AUTHOR=Li Shuchun , Zang Lu TITLE=The Effectiveness of Gastrectomy With Chemoradiotherapy Among Stage IV Gastric Adenocarcinoma: A Population-Based Analysis JOURNAL=Frontiers in Oncology VOLUME=10 YEAR=2020 URL=https://www.frontiersin.org/journals/oncology/articles/10.3389/fonc.2020.00630 DOI=10.3389/fonc.2020.00630 ISSN=2234-943X ABSTRACT=

Objectives: The strategy for the treatment of stage IV gastric cancer remains controversial. The objective of this study was to assess whether tumor resection is beneficial to survival in gastric cancer patients with incurable stage IV disease.

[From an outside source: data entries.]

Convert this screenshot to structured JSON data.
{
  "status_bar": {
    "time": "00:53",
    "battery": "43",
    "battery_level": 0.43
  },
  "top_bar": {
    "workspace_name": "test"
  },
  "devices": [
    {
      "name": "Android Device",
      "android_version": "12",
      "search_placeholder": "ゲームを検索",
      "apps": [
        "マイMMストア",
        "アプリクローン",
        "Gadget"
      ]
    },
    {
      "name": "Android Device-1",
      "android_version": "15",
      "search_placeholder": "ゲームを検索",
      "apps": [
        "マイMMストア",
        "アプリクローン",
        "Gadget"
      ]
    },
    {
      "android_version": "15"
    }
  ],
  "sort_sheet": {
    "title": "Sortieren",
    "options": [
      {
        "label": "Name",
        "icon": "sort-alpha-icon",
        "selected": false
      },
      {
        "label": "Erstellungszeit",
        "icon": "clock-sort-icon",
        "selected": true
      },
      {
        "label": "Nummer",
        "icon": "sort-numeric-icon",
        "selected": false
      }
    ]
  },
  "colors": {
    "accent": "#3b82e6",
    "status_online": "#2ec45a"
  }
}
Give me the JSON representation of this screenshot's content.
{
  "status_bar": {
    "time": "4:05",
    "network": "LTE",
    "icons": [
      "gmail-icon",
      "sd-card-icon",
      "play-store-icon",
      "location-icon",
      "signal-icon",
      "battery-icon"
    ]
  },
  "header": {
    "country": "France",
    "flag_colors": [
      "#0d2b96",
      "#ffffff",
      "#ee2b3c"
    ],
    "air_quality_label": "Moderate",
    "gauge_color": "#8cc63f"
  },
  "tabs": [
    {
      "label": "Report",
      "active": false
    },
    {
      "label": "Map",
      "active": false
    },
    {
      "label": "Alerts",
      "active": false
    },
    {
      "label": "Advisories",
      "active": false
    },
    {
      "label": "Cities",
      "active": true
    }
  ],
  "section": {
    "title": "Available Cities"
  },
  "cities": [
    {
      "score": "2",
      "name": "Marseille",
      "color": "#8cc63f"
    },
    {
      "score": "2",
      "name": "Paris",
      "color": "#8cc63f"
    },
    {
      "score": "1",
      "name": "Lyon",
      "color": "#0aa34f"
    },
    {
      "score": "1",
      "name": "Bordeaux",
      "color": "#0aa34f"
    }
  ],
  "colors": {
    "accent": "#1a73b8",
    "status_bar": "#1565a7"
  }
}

Methods: This is a retrospective cohort study of gastric cancer patients in the Surveillance, Epidemiology, and End Results (SEER) database between 2010 and 2015. Due to the baseline bias, 1:1 propensity score matching (PSM) was used in this cohort. Patients were grouped by treatment, (1) gastrectomy with chemoradiotherapy (CRT), or (2) CRT only, and a Cox proportional hazards regression model was used to identify predictors of survival. Overall survival was compared between the two groups using the Kaplan-Meier method.

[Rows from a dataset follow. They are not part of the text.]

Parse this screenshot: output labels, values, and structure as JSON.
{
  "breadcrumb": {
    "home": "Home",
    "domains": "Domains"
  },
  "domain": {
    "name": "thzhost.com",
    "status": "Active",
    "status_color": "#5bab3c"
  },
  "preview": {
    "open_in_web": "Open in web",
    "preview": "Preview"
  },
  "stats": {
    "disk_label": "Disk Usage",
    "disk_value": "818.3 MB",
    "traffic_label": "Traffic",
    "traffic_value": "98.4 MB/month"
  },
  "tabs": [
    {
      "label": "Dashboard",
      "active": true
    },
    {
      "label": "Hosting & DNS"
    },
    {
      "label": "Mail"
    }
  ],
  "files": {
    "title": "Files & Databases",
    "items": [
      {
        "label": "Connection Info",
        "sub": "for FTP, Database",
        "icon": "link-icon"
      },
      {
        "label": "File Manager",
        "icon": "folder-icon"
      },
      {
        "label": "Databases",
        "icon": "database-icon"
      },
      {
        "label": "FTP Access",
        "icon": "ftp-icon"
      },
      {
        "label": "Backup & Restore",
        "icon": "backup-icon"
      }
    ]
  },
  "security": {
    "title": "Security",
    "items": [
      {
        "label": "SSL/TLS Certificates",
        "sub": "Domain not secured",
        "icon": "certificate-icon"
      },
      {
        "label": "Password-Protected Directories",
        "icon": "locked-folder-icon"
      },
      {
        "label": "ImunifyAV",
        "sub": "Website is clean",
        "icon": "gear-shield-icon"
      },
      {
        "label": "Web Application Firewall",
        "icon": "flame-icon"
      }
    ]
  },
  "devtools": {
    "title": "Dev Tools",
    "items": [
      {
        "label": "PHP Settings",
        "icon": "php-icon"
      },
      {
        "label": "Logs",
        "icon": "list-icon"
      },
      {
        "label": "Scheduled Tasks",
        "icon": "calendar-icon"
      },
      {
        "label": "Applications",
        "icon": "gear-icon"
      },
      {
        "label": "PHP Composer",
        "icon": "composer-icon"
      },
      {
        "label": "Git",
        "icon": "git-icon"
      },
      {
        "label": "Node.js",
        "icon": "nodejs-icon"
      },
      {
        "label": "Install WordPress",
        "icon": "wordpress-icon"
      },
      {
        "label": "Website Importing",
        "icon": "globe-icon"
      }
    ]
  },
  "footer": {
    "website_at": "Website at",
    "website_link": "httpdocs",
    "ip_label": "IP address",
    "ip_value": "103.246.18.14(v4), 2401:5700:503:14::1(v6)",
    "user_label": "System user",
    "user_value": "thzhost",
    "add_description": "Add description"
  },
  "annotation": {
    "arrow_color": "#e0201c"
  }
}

Result: After propensity score matching, 162 stage IV gastric cancer patients diagnosed from 2010 to 2015 were identified. Among these patients, half underwent gastrectomy with CRT, while the others received CRT only. The median overall survival rates were 22 months from the date of surgery for the gastrectomy with CRT group and 9.0 months for CRT only group. In the multivariable Cox regression analysis, surgery was associated with a significant improvement in overall survival [hazard ratio (HR) of death = 0.31, 95% confidence interval (CI) = 0.21–0.46, P < 0.0001].

Conclusion: In conclusion, stage IV gastric cancer is still a fatal disease. This population-based study found that compared with CRT alone, CRT with gastrectomy may be associated with a survival benefit in patients with metastatic GC. In selected patients' survival can be prolonged when the primary tumor is removed. Prospective, randomized trials are required to determine the best strategy for metastatic GC and to describe the characteristics of the selected patients.